Still, Dell's debt-fueled takeover may be a bailout for shareholders, even if large hurdles remain in the proposed deal.

Dell's buyout represents a premium of 25% over the closing share price of $10.88 on Jan. 11, the last trading day before Bloomberg reported the prospect of a potential deal.

Tuesday's proposed shareholder payout -- which is much lower than it would have been a year ago -- may be an exit point for investors, given the company's declining sales and market share. In January, Gartner calculated that Dell sold 37.6 million PCs in 2012, a 12.3% year-over-year decline that reflected market-share losses to Lenovo.

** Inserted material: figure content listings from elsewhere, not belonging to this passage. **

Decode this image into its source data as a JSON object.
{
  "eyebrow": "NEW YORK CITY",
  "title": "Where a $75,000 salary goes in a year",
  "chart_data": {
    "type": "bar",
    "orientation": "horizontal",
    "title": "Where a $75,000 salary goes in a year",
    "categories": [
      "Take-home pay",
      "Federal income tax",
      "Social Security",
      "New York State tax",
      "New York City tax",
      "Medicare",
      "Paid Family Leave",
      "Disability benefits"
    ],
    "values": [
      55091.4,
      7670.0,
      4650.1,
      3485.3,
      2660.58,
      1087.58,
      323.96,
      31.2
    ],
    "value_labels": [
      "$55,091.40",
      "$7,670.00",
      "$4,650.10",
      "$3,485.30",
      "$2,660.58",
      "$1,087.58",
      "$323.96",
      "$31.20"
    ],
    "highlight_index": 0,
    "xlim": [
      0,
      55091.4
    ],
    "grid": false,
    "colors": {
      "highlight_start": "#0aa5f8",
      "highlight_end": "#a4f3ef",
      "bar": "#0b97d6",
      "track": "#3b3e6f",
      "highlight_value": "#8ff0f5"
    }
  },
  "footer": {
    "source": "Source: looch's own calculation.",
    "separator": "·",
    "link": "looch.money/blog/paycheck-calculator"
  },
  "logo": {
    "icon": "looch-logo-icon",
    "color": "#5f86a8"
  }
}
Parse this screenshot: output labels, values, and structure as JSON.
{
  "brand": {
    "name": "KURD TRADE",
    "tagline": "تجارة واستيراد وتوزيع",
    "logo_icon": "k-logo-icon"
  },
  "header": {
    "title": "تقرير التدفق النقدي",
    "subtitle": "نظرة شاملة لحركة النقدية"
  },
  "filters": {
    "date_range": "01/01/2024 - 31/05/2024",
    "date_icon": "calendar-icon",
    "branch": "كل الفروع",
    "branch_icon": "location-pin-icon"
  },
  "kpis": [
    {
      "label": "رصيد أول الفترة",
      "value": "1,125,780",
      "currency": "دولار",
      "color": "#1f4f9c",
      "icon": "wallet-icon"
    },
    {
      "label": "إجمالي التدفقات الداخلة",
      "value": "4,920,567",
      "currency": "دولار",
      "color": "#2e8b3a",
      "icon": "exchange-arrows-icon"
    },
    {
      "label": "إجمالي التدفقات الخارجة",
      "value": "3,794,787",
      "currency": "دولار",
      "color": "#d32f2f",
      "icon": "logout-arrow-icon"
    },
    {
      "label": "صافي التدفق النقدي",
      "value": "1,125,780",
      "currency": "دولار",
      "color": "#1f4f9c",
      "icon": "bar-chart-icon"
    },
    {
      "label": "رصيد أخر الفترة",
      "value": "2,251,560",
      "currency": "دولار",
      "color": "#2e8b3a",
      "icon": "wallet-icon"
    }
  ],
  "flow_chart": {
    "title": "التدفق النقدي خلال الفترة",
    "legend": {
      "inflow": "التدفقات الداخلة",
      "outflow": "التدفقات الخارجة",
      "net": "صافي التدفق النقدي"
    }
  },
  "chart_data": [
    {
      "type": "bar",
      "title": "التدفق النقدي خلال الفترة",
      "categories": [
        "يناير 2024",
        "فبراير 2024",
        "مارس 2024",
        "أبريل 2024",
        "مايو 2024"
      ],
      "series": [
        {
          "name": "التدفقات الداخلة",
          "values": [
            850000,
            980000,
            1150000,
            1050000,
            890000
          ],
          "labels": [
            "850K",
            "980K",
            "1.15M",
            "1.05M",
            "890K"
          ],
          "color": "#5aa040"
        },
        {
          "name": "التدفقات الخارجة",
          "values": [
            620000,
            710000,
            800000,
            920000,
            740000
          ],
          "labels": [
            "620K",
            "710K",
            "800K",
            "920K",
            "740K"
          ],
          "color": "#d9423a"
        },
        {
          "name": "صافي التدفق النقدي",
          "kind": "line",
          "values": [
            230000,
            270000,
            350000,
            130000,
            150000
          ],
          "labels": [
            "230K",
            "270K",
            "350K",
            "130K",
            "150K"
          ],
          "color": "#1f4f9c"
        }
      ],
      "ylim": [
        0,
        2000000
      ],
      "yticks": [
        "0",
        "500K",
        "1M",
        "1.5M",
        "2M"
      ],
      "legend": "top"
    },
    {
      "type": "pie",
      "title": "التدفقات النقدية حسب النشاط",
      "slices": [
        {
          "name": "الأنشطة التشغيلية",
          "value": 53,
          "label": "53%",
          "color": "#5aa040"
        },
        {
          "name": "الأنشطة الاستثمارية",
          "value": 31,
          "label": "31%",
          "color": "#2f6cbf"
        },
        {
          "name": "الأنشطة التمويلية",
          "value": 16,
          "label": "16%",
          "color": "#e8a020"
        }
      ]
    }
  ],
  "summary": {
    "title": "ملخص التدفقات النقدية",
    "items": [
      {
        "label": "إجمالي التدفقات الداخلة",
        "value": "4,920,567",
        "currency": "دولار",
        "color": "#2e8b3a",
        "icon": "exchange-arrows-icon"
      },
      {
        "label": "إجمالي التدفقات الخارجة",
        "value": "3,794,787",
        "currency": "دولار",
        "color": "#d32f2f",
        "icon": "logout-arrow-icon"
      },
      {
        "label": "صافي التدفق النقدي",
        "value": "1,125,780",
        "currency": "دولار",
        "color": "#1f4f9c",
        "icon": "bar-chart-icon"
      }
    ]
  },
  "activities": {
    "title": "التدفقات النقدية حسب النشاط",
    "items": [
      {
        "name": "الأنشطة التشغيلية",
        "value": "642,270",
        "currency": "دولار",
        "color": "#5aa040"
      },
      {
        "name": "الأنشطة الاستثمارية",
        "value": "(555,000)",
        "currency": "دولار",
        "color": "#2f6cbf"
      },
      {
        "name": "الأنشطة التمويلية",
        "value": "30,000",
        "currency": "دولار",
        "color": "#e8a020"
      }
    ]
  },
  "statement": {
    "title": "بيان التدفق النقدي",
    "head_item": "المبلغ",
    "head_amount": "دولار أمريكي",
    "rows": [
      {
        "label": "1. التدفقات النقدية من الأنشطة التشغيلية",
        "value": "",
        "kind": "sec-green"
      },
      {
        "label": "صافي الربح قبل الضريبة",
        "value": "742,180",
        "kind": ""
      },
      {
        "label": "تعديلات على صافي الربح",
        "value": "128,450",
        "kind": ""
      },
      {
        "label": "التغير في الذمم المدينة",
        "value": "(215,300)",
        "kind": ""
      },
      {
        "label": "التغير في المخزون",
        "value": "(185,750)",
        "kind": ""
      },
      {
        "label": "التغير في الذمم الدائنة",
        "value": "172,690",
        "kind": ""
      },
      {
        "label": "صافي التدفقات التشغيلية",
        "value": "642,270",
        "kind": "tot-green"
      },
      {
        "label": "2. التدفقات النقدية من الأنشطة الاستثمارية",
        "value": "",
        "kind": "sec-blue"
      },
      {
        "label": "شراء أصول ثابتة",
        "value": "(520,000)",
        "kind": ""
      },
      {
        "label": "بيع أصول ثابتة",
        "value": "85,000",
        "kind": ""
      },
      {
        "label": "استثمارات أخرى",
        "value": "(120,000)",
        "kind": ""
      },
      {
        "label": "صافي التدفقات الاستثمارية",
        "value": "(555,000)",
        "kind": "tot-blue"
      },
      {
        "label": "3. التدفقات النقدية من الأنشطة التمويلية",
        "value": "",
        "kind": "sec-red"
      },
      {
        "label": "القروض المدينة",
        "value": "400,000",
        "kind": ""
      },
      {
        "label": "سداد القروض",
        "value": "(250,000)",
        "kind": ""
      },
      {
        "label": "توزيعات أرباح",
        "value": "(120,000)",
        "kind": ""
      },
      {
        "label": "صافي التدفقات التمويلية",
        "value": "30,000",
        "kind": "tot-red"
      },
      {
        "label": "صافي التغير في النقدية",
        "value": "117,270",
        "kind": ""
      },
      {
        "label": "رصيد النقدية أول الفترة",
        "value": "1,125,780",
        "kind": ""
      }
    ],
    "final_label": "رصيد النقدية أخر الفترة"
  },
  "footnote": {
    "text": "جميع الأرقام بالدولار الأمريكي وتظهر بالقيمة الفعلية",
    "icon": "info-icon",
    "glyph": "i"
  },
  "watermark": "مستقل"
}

According to a press release, Dell formed a special committee after the company founder Michael Dell approached the Board of Directors with a takeout proposal in August 2012.

Shortly thereafter, boutique investment bank Evercore Partners (EVR) was hired to field competing bids to the Michael Dell-led consortium. However, it appears no bids in excess of Tuesday's $13.65 price tag have emerged. Dell will hold a 45-day "go-shop" period to find a higher bidder.

"The go-shop process provides a real opportunity to determine if there are alternatives superior to the present offer from Mr. Dell and Silver Lake," said Alex Mandl, the lead director of Dell's Board of Directors, of the takeover process.

Any competing bids during the 45-day period will carry a $180 million termination fee. Bids outside of that period will be subject to a $450 million fee, according to a press release.

"I believe this transaction will open an exciting new chapter for Dell, our customers and team members," Michael Dell said in a statement. "We can deliver immediate value to stockholders, while we continue the execution of our long-term strategy and focus on delivering best-in-class solutions to our customers as a private enterprise."

Michael Dell will remain chairman and CEO in the proposed leveraged buyout, which will go to a shareholder vote. Dell expects the deal to close in its fiscal second quarter.

Investment bank Goldman Sachs and law firm Hogan Lovells are acting as advisers to Dell. JPMorgan, Evercore Partners and law firm Debevoise & Plimpton will advise the special committee of Dell's Board of Directors.